SWANSEA — BayCoast Bank is one of eight community banks across Massachusetts to bring the popular Credit for Life Fair to high school students this spring.
High school students throughout the state can participate in the Credit for Life Fair this spring via a responsive website. The site is being designed by Stackpole & Partners of Newburyport in collaboration with BayCoast Bank and seven other banking institutions across the Commonwealth.
The Credit for Life Fair, a half-day event where high school students assume the roles of 25-year-old adults and spend their “paychecks” on everything they will need to live, has been a popular event in many Massachusetts public schools for more than a decade.

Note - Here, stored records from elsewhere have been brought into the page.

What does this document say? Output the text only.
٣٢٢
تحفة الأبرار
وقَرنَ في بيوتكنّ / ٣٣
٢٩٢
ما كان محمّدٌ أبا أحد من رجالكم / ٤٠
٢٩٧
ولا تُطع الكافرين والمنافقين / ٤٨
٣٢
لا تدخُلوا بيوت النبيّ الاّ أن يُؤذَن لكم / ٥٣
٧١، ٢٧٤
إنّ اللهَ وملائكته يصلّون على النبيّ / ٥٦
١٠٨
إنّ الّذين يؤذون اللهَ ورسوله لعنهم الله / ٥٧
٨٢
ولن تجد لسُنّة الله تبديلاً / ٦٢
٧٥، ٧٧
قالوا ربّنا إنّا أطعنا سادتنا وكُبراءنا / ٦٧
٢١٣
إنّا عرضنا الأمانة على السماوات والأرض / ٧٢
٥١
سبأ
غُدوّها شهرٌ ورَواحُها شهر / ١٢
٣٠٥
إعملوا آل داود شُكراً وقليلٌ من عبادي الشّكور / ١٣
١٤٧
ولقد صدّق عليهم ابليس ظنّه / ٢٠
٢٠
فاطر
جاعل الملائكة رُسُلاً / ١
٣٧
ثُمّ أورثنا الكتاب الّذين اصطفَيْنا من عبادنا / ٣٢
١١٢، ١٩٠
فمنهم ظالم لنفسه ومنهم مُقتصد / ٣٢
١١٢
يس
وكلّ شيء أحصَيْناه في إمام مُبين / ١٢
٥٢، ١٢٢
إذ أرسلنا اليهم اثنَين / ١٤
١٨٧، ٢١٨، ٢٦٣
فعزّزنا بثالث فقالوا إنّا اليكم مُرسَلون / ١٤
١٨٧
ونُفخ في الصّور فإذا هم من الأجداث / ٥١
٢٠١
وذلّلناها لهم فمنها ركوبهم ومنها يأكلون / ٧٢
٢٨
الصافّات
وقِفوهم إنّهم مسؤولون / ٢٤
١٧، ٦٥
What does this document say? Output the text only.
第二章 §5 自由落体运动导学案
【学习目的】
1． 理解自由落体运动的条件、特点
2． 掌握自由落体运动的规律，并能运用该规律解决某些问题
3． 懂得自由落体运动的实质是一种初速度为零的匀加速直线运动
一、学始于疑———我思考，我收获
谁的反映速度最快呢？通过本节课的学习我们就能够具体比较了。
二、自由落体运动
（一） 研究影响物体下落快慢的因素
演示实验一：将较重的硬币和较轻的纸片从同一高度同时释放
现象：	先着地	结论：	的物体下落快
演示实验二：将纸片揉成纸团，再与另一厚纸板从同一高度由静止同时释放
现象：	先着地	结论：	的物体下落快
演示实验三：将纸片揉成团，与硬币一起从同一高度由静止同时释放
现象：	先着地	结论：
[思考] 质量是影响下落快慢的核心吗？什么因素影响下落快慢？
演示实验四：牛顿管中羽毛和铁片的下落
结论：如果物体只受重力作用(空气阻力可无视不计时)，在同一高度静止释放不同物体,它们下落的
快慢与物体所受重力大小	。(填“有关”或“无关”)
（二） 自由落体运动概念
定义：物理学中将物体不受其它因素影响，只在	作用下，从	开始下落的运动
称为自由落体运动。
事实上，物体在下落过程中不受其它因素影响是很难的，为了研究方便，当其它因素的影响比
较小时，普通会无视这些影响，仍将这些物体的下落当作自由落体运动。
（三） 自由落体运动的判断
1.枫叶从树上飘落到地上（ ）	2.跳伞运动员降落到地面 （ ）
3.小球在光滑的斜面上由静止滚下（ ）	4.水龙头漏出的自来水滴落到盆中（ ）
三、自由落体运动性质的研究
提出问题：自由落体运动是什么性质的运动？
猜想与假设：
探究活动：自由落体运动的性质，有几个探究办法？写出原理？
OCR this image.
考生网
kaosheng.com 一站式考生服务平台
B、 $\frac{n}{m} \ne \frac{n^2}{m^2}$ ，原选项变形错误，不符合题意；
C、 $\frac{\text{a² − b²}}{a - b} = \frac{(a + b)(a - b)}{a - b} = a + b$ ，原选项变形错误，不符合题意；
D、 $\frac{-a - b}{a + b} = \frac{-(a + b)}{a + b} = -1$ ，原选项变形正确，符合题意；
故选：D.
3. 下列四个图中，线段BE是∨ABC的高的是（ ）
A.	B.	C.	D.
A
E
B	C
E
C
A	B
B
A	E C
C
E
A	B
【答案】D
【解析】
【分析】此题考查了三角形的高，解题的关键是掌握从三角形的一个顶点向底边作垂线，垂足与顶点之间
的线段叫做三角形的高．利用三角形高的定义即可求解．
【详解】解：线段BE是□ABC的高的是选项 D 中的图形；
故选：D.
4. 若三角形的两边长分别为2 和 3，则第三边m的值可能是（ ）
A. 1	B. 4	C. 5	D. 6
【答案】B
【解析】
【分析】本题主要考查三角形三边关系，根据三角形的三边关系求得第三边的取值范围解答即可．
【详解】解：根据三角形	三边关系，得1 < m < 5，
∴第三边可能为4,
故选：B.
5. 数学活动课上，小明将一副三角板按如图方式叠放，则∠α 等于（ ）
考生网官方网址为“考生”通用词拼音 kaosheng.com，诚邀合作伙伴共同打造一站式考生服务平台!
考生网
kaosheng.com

Many banks and credit unions throughout the Commonwealth host these events, using local resources and volunteers, and the Massachusetts State Treasurer’s Office of Economic Empowerment has encouraged more fairs in recent years by making grants available to schools to participate.
The event was brought to a halt by the coronavirus pandemic, but with financial literacy such an important issue, the partnership of eight banking institutions was formed and contributed funds were pooled to hire Stackpole & Partners for the design and implementation of the website.
The website development is in its final stages and will be beta tested by a group of educators and others in the next month. The group expects to have the site ready for use by high schools and others by the end of March with the hopes high that the Credit for Life Fair will eventually resume to an in-person event. The group is also in the process of establishing a 501(c)(3) that will allow it to raise funds and plan for future school financial literacy initiatives similar to creditforlife.org.
“The positive impact the Credit for Life Fair has on high school students is unquestionable,” said Nicholas Christ, president and CEO of BayCoast Bank. “While this year’s event will be different, the website will allow the fair to continue to deliver the importance of financial literacy to our local students.”